Kepala KSOP Kelas IV Panarukan, Herland Aprilyanto, menjelaskan bahwa penundaan pelayaran merupakan langkah antisipasi untuk menjaga keselamatan penumpang, awak kapal, dan seluruh aktivitas pelayaran di wilayah tersebut.
Kebijakan ini diterapkan sebagai tindak lanjut atas surat imbauan kewaspadaan terhadap cuaca ekstrem yang diterbitkan Direktorat Kesatuan Pengawasan Laut dan Pelayaran pada 23 Juli 2026. Selain itu, keputusan juga mengacu pada prakiraan cuaca maritim dari Badan Meteorologi, Klimatologi, dan Geofisika (BMKG) melalui Stasiun Meteorologi Maritim Perak Surabaya.

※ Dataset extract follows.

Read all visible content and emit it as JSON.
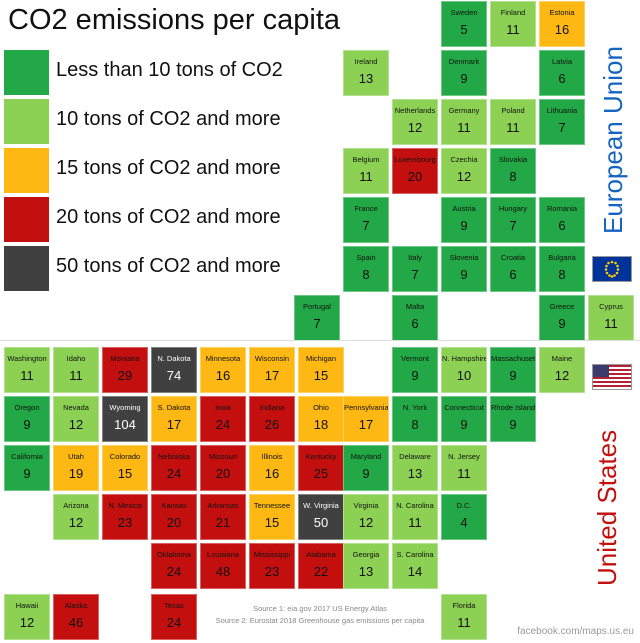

Berdasarkan prakiraan BMKG, wilayah Perairan Pulau Sapudi bagian selatan dan Perairan Pulau Kangean bagian selatan berpotensi mengalami peningkatan kecepatan angin dan gelombang selama periode 23 hingga 26 Juli 2026.
BMKG memperkirakan tinggi gelombang di kawasan perairan Madura dan sekitarnya berkisar antara 1 hingga 2 meter. Kondisi tersebut dinilai cukup berisiko bagi operasional kapal penumpang, kapal nelayan, maupun kapal berukuran kecil yang melintasi jalur tersebut.
KSOP mengimbau seluruh operator pelayaran dan nakhoda kapal untuk terus memantau informasi cuaca terbaru, terutama menjelang jadwal keberangkatan. Pembaruan prakiraan cuaca maritim disarankan diperiksa paling lambat dua jam sebelum kapal berlayar agar setiap keputusan operasional dapat disesuaikan dengan kondisi di lapangan.
Apabila cuaca memburuk saat pelayaran berlangsung, nakhoda diminta segera berkoordinasi dengan Syahbandar terdekat untuk memperoleh arahan sekaligus melaporkan perkembangan situasi di laut.
KSOP menegaskan bahwa keselamatan pelayaran menjadi prioritas utama. Karena itu, seluruh pemilik kapal, operator, dan nakhoda diminta menunda perjalanan hingga kondisi cuaca kembali aman sehingga risiko kecelakaan laut dapat diminimalkan.